Customizing Priors and Number of Knot Segments¶
To demonstrate how to specify the number of knots and priors consider the sine-cosine like simulated dataset. In this dataset, the fitting is more tricky since there could be some better way to define the number and position of the knots. There are obvious “change points” within the sine-cosine like curves. In KTR there are a few arguments that can leveraged to assign a priori knot attributes:
regressor_init_knot_loc
is used to define the prior mean of the knot value. e.g. in this case, there is not a lot of prior knowledge so zeros are used.The
regressor_init_knot_scale
andregressor_knot_scale
are used to tune the prior sd of the global mean of the knot and the sd of each knot from the global mean respectively. These create a plausible range for the knot values.The
regression_segments
defines the number of between knot segments (the number of knots - 1). The higher the number of segments the more change points are possible.
[14]:
ktr = KTR(
response_col=response_col,
date_col=date_col,
regressor_col=regressor_col,
regressor_init_knot_loc=[0] * len(regressor_col),
regressor_init_knot_scale=[10.0] * len(regressor_col),
regressor_knot_scale=[2.0] * len(regressor_col),
regression_segments=6,
prediction_percentiles=[2.5, 97.5],
seed=2021,
estimator='pyro-svi',
)
ktr.fit(df=sc_data)
2023-01-20 18:01:54 - orbit - INFO - Optimizing (PyStan) with algorithm: LBFGS.
INFO:orbit:Optimizing (PyStan) with algorithm: LBFGS.
2023-01-20 18:01:54 - orbit - INFO - Using SVI (Pyro) with steps: 301, samples: 100, learning rate: 0.1, learning_rate_total_decay: 1.0 and particles: 100.
INFO:orbit:Using SVI (Pyro) with steps: 301, samples: 100, learning rate: 0.1, learning_rate_total_decay: 1.0 and particles: 100.
2023-01-20 18:01:54 - orbit - INFO - step 0 loss = 828.02, scale = 0.10882
INFO:orbit:step 0 loss = 828.02, scale = 0.10882
2023-01-20 18:01:55 - orbit - INFO - step 100 loss = 340.58, scale = 0.87797
INFO:orbit:step 100 loss = 340.58, scale = 0.87797
2023-01-20 18:01:55 - orbit - INFO - step 200 loss = 266.67, scale = 0.37411
INFO:orbit:step 200 loss = 266.67, scale = 0.37411
2023-01-20 18:01:56 - orbit - INFO - step 300 loss = 261.21, scale = 0.43775
INFO:orbit:step 300 loss = 261.21, scale = 0.43775
[14]:
<orbit.forecaster.svi.SVIForecaster at 0x2a6cd9190>
[15]:
coef_mid, coef_lower, coef_upper = ktr.get_regression_coefs(include_ci=True)

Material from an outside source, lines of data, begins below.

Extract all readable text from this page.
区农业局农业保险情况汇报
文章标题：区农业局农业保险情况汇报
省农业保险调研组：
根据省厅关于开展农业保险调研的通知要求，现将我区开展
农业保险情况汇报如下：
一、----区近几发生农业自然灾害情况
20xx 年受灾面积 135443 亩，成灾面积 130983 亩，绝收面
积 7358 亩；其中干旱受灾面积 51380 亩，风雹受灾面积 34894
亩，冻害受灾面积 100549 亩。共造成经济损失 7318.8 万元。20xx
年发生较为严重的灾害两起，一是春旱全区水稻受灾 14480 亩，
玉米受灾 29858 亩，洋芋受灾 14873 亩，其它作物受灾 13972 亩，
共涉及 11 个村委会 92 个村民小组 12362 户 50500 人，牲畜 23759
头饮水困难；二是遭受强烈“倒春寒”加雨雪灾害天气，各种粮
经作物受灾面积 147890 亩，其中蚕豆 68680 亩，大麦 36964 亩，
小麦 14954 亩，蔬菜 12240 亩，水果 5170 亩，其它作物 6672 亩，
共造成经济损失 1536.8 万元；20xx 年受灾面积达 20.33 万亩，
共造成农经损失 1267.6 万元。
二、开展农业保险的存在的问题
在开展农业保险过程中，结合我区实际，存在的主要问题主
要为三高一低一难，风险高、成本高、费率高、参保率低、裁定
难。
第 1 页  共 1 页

fig, axes = plt.subplots(p, 1, figsize=(12, 12), sharex=True)
x = np.arange(coef_mid.shape[0])
for idx in range(p):
axes[idx].plot(x, coef_mid['x{}'.format(idx + 1)], label='est' if idx == 0 else "", color=OrbitPalette.BLUE.value)

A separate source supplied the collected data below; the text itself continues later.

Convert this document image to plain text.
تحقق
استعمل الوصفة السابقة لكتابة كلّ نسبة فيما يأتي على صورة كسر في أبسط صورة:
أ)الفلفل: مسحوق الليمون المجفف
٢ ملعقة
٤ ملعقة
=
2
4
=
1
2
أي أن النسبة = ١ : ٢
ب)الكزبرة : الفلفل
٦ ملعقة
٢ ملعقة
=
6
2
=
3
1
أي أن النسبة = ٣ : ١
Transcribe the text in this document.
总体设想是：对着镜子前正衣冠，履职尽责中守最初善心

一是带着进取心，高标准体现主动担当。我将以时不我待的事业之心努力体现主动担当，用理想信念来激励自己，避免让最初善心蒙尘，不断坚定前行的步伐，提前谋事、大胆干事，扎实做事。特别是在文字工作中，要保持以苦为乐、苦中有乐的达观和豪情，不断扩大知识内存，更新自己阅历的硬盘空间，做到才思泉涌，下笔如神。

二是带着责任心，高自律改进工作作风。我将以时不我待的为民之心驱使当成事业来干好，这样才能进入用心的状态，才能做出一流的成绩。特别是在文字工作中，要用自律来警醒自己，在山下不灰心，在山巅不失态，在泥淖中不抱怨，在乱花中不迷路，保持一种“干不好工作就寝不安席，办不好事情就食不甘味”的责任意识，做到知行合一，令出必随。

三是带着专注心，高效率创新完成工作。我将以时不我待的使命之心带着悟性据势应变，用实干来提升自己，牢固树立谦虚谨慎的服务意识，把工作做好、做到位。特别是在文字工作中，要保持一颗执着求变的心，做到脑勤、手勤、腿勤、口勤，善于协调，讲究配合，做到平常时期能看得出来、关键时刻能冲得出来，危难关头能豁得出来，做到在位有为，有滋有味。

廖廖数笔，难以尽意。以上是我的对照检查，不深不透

axes[idx].fill_between(x, coef_lower['x{}'.format(idx + 1)], coef_upper['x{}'.format(idx + 1)], alpha=0.2, color=OrbitPalette.BLUE.value)

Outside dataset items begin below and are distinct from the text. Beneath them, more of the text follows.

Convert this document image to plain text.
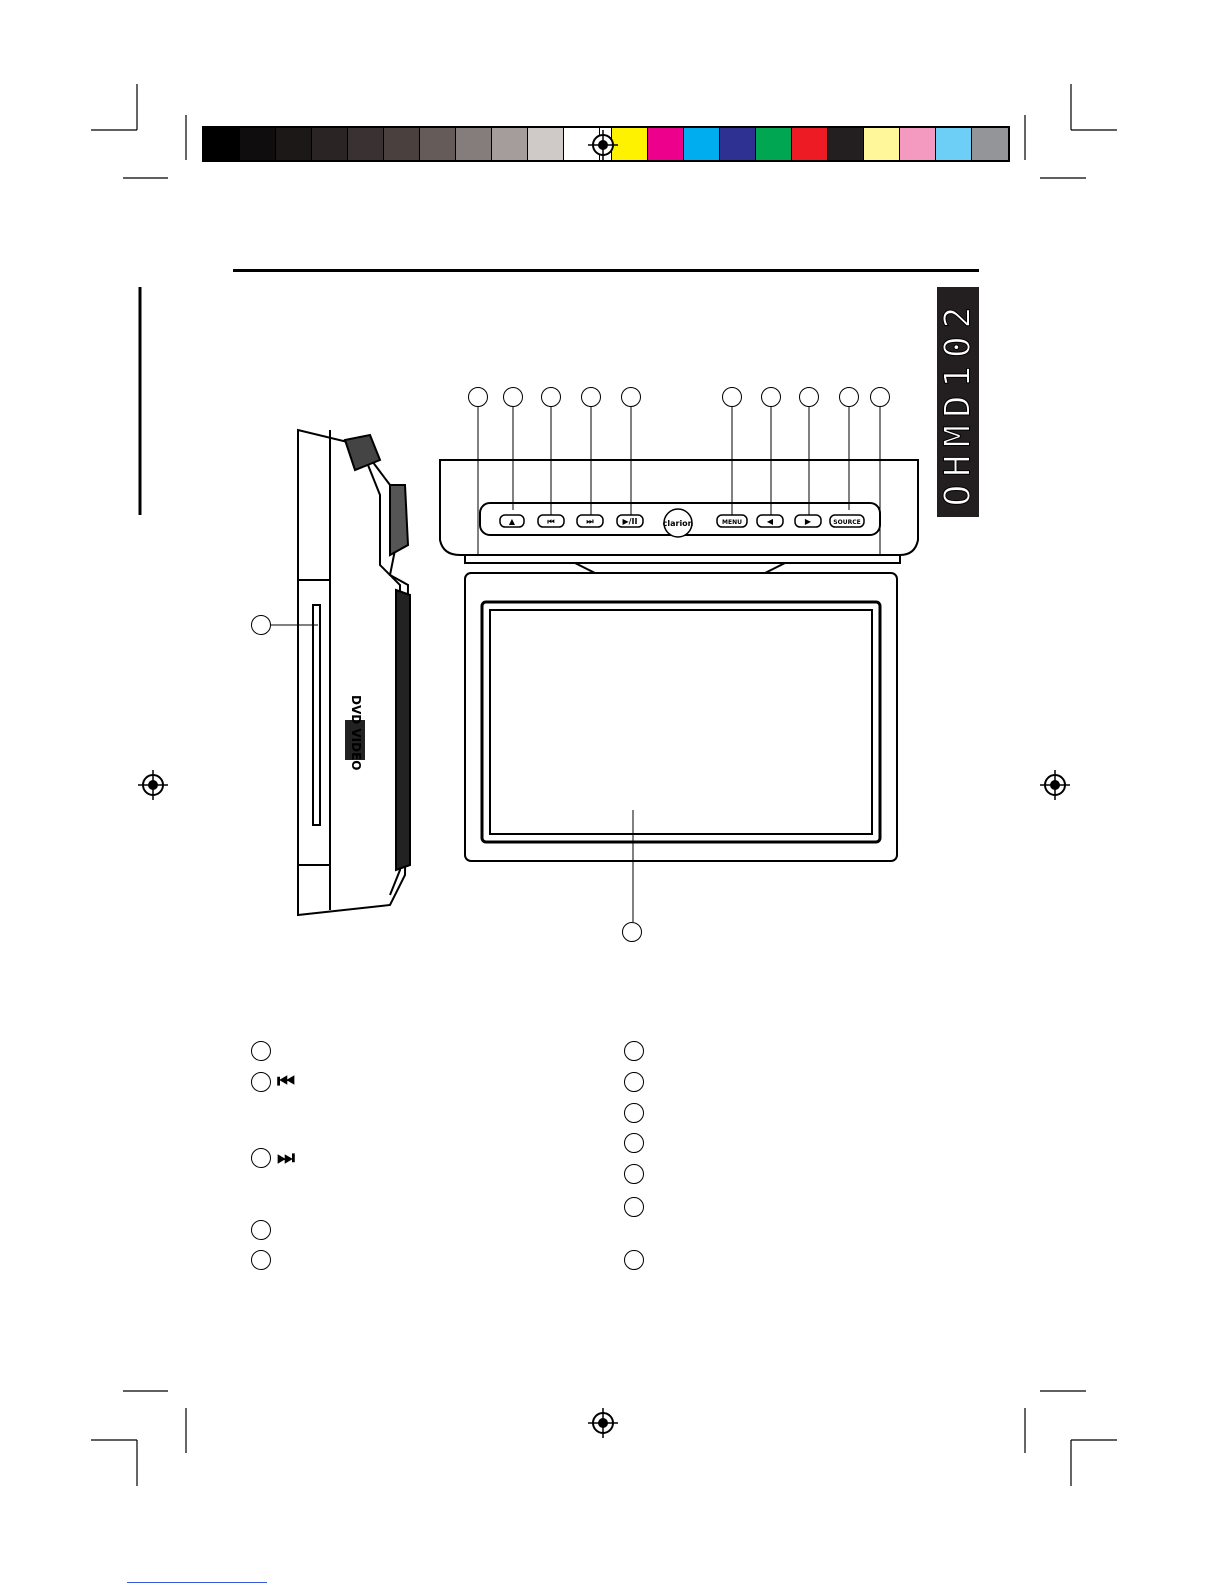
OHMD102
DVD VIDEO
▲	⏮	⏭	▶/II	clarion	MENU	◀	▶	SOURCE
⏮
⏭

axes[idx].scatter(x, sc_data['beta{}'.format(idx + 1)], label='truth' if idx == 0 else "", s=10, alpha=0.6, color=OrbitPalette.BLACK.value)
axes[idx].set_title('beta{}'.format(idx + 1))
fig.legend(bbox_to_anchor = (1, 0.5));

Visualize the knots using the plot_regression_coefs
function with with_knot=True
.
[16]:
ktr.plot_regression_coefs(with_knot=True, figsize=(10, 5), include_ci=True);

There are more ways to define knots for regression as well as seasonality and trend (a.k.a levels). These are described in Part III
References¶
Ng, Wang and Dai (2021). Bayesian Time Varying Coefficient Model with Applications to Marketing Mix Modeling, arXiv preprint arXiv:2106.03322
Isabel Casas and Ruben Fernandez-Casal (2021). tvReg: Time-Varying Coefficients Linear Regression for Single and Multi-Equations. https://CRAN.R-project.org/package=tvReg R package version 0.5.4.
Steven L Scott and Hal R Varian (2014). Predicting the present with bayesian structural time series. International Journal of Mathematical Modelling and Numerical Optimisation 5, 1-2 (2014), 4–23.